In Italia le donne continuano a guadagnare meno degli uomini. È come se una donna rispetto a un uomo cominciasse ogni anno a guadagnare per il suo lavoro dalla seconda metà di febbraio. Le retribuzioni sono sbilanciate verso gli uomini per un 10,4%. Un dato “ancora piuttosto significativo, per quanto rispetto al 2016 (12,6%) si sia registrato un calo”. L’Osservatorio la chiama “discriminazione salariale tout-court”, slegata dunque dalla collocazione in settori meno “ricchi” e dai ruoli.
Inoltre va considerato che le donne sono prevalentemente occupate in settori non industriali (servizi, finanza, commercio), dove però molto spesso i differenziali retributivi sono ancora più elevati. Dove le donne sono di più, dunque, i loro stipendi sono comunque più bassi di quelli dei colleghi uomini.
I dati presenti nell’elaborato sono il risultato di un algoritmo di calcolo ex-post, denominato “Riporto all’Universo”, che rende i valori pubblicati rappresentativi dell’intero mercato del lavoro italiano. Insomma la struttura occupazionale privilegia gli uomini ai più alti livelli: le donne-dirigenti sono solo il 31%, quelle quadro il 45% (fonte Istat). Alcuni obblighi – per esempio per le società quotate, grazie alla Legge Golfo-Mosca – hanno raggiunto i loro effetti.
Nei cda delle aziende si è arrivati infatti a un terzo di presenza femminile. Ma per gli osservatori non sembra di poter dire che la “promozione regolatoria” della parità di genere si sia ancora concretizzata in una trasformazione culturale.
Un dirigente donna in Italia guadagna circa 9.000 euro lordi in meno del collega uomo. La differenza di salario diventa di circa 2000 euro per i quadri, 2700 per gli impiegati e di 2500 per gli operai. Nella Ue le donne, nei vari settori economici, guadagnano in media oltre il 16% in meno all’ora rispetto agli uomini. Quello che ci dobbiamo chiedere è: come si pone l’Italia in questo contesto? Malissimo. I dati sono stati calcolati da JobPricing.

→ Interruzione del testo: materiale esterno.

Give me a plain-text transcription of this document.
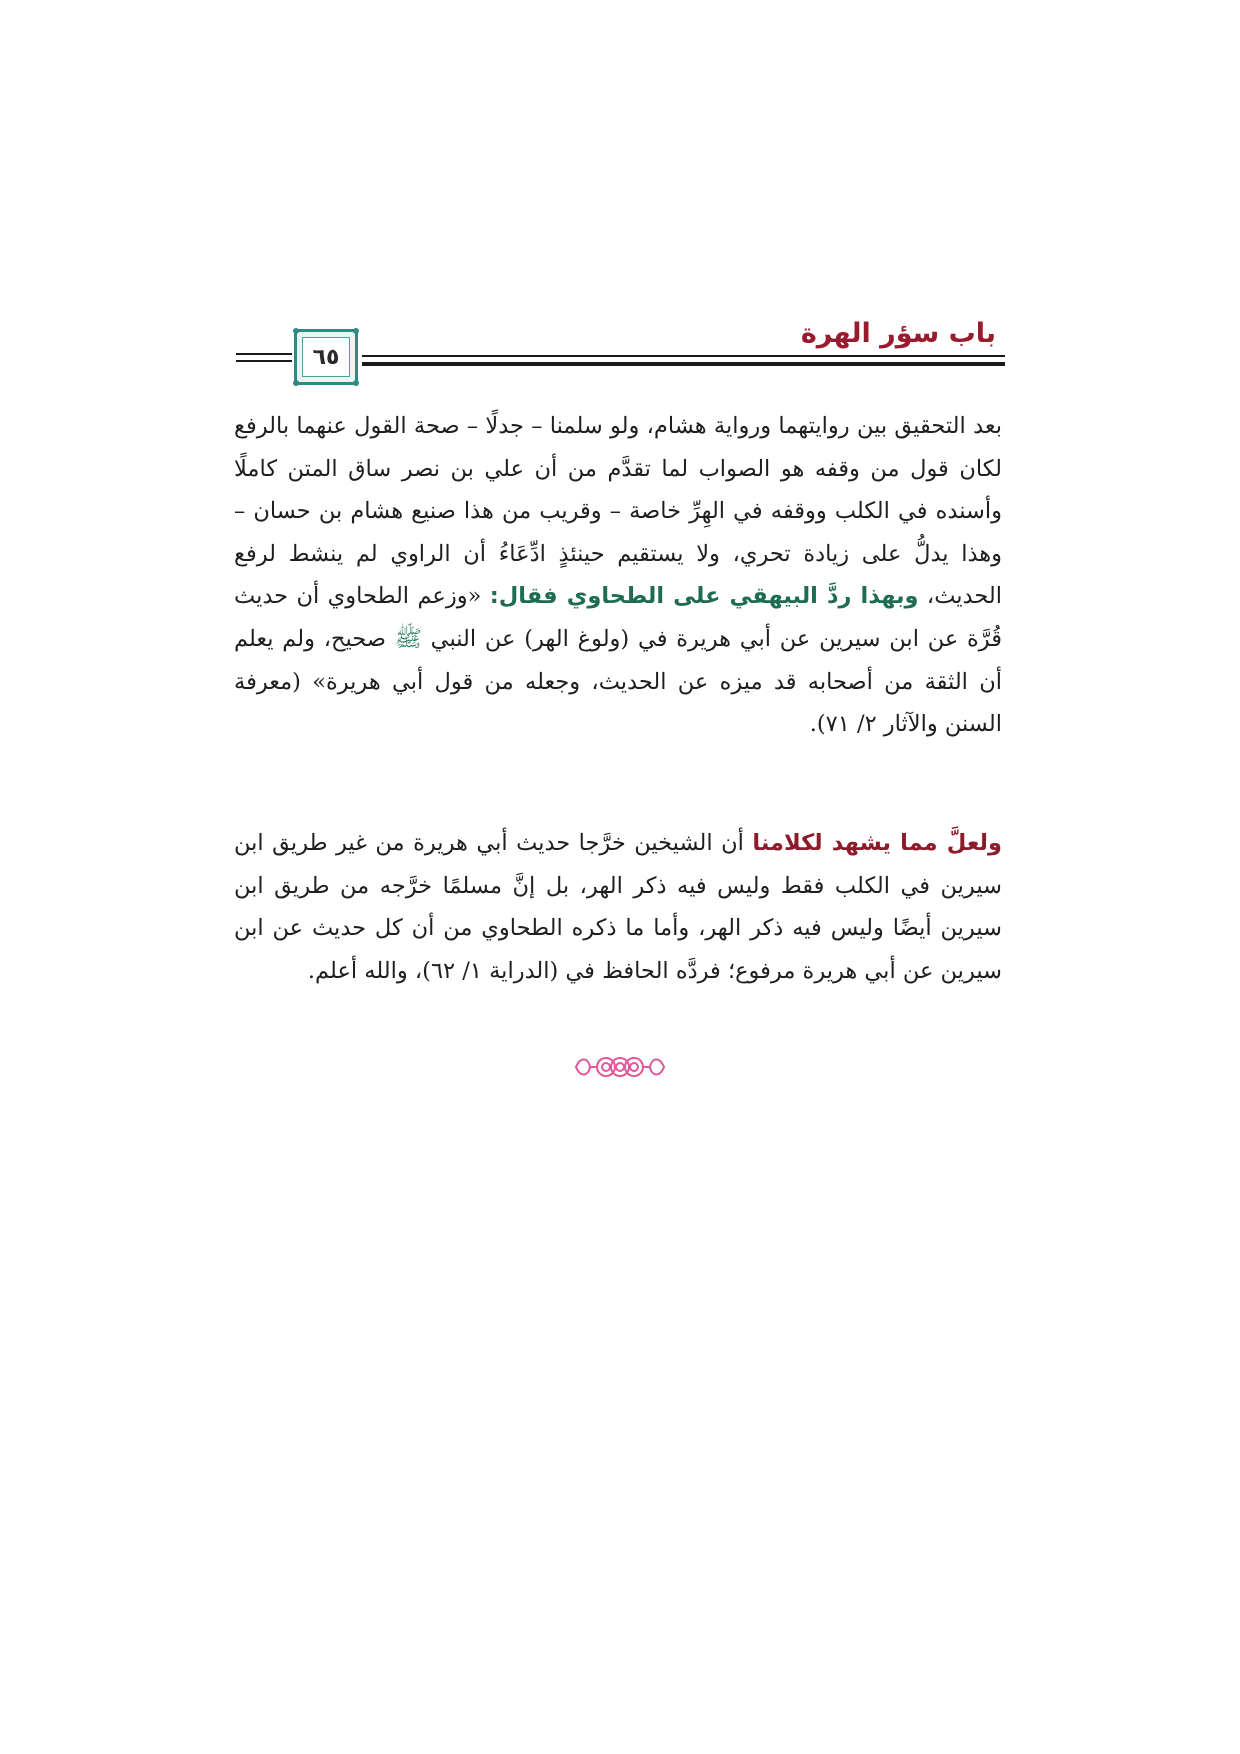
باب سؤر الهرة
٦٥

بعد التحقيق بين روايتهما ورواية هشام، ولو سلمنا – جدلًا – صحة القول عنهما بالرفع لكان قول من وقفه هو الصواب لما تقدَّم من أن علي بن نصر ساق المتن كاملًا وأسنده في الكلب ووقفه في الهِرِّ خاصة – وقريب من هذا صنيع هشام بن حسان – وهذا يدلُّ على زيادة تحري، ولا يستقيم حينئذٍ ادِّعَاءُ أن الراوي لم ينشط لرفع الحديث، وبهذا ردَّ البيهقي على الطحاوي فقال: «وزعم الطحاوي أن حديث قُرَّة عن ابن سيرين عن أبي هريرة في (ولوغ الهر) عن النبي ﷺ صحيح، ولم يعلم أن الثقة من أصحابه قد ميزه عن الحديث، وجعله من قول أبي هريرة» (معرفة السنن والآثار ٢/ ٧١).

ولعلَّ مما يشهد لكلامنا أن الشيخين خرَّجا حديث أبي هريرة من غير طريق ابن سيرين في الكلب فقط وليس فيه ذكر الهر، بل إنَّ مسلمًا خرَّجه من طريق ابن سيرين أيضًا وليس فيه ذكر الهر، وأما ما ذكره الطحاوي من أن كل حديث عن ابن سيرين عن أبي هريرة مرفوع؛ فردَّه الحافظ في (الدراية ١/ ٦٢)، والله أعلم.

E intanto, però, in Islanda accade il “miracolo”. Una legge impone a istituzioni pubbliche e private, aziende, banche e a qualsiasi datore di lavoro con più di 25 dipendenti di assicurare pari retribuzione alle donne a pari qualifica con gli uomini. E Reykjavík, governata da una Grande coalizione a guida verde il cui premier è una donna, Katrin Jakobsdóttir, fa i primi bilanci.